Au premier semestre, Safran a réalisé un chiffre d’affaires de 12,1 milliards d’euros, en hausse de 27,3% sur une base publiée, comprenant un effet de périmètre de 840 M€ (781 M€ au titre de la contribution sur deux mois des anciennes activités de Zodiac Aerospace et 59 M€ au titre des activités ElectroMechanical Systems rachetées à Collins Aerospace), et un effet de change de 410 M€. Sur une base organique, le chiffre d’affaires ajusté augmente de 14,2%.

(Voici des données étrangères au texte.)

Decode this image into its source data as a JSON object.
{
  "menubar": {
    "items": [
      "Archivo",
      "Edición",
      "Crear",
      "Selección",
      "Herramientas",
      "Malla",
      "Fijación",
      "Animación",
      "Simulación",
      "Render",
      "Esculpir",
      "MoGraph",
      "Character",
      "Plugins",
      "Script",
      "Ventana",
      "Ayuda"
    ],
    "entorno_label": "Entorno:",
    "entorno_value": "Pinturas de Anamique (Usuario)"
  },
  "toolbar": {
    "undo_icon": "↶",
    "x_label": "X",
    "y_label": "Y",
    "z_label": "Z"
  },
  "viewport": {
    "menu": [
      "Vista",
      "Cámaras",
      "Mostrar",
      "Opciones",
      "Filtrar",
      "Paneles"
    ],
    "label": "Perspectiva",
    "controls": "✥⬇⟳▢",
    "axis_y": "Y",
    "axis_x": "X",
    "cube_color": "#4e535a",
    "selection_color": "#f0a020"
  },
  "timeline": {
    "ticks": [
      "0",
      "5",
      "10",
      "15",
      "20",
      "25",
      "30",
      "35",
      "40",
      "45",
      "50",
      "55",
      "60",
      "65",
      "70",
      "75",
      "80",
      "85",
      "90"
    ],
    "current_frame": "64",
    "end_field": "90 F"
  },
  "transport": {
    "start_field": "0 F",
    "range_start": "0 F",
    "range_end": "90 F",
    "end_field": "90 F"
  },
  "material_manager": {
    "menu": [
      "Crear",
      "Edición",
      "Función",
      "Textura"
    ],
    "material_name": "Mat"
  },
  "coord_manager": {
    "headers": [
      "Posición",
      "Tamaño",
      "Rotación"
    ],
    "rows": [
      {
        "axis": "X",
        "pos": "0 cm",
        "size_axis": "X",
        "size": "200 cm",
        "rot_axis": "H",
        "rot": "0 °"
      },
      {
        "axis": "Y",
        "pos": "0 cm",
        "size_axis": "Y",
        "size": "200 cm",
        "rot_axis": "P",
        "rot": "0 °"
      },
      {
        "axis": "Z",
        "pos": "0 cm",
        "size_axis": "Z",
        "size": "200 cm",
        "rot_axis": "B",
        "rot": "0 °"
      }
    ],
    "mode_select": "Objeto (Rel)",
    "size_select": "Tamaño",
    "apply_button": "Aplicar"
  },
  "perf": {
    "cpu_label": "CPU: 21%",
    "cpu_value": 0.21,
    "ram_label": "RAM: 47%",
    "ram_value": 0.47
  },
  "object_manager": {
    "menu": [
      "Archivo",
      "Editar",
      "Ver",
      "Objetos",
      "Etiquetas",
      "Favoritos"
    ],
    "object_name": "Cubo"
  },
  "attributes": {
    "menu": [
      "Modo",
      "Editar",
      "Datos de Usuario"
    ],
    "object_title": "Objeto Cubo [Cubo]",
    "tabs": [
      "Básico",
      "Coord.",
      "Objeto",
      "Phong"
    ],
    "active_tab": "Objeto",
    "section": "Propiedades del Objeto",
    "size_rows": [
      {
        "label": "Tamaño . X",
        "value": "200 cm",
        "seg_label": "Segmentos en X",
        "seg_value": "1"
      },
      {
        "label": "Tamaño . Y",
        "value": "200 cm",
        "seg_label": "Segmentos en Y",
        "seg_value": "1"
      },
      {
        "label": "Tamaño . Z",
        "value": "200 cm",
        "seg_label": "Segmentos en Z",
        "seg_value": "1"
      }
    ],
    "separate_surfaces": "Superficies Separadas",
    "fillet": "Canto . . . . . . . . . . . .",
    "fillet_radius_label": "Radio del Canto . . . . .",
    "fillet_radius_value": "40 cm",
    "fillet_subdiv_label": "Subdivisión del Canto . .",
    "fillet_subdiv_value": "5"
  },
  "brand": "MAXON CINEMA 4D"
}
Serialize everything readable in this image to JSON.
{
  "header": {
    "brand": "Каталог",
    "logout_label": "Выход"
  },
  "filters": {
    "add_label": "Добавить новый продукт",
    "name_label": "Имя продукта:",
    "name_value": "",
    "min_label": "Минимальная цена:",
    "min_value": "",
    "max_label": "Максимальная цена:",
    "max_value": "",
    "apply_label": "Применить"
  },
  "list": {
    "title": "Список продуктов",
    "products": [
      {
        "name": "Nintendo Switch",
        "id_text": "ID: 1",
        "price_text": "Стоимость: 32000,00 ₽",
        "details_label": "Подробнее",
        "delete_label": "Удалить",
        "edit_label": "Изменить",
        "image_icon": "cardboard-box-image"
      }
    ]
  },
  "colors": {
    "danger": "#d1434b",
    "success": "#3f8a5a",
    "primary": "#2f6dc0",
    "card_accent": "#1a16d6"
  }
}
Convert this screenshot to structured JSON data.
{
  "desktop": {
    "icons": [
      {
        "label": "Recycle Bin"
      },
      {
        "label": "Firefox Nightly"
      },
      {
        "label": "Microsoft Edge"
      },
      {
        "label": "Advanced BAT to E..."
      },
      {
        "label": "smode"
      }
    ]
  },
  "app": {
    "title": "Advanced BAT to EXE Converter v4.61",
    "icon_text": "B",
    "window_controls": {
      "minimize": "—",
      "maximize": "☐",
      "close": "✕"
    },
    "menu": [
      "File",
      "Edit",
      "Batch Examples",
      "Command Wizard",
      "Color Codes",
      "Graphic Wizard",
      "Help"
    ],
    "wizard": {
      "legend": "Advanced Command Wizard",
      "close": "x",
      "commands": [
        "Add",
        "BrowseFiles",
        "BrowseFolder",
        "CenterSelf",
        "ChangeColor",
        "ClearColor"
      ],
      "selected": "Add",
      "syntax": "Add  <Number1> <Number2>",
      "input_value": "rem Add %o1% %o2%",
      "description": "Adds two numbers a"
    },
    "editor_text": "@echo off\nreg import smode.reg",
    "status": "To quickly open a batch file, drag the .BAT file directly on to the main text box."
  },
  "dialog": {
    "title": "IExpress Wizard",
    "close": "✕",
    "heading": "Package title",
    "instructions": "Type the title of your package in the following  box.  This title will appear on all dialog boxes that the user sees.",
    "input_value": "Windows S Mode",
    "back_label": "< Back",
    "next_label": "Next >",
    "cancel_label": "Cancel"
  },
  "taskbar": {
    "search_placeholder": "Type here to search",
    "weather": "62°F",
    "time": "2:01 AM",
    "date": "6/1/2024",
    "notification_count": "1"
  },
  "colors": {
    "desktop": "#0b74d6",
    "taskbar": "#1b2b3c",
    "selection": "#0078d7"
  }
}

Le résultat opérationnel courant ajusté ressort à 1883 M€ (soit une marge de 15,6% du chiffre d’affaires), en hausse de 35,9% sur une base publiée par rapport à 1386 M€ au 1er semestre 2018 (14,6% du chiffre d’affaires). Le résultat net ajusté (part du groupe) atteint 1353 M€, à comparer à 932 M€ au 1er semestre 2018.

Compte tenu de la forte dynamique de l’ensemble des activités et malgré la situation liée à la crise du Boeing 737MAX, Safran révise à la hausse ses perspectives 2019.

Le chiffre d’affaires ajusté du groupe devrait croître d’environ 15% en 2019 par rapport à 2018 (contre une prévision antérieure de 7% à 9%). Sur une base organique, et selon l’hypothèse de Safran de livraisons de moteurs LEAP-1B à Boeing, le chiffre d’affaires ajusté devrait augmenter d’environ 10% (contre une prévision antérieure d’environ 5%).

Dans ce contexte, le résultat opérationnel courant ajusté devrait enregistrer une croissance supérieure à 20% (contre une prévision antérieure de 10% à 12%).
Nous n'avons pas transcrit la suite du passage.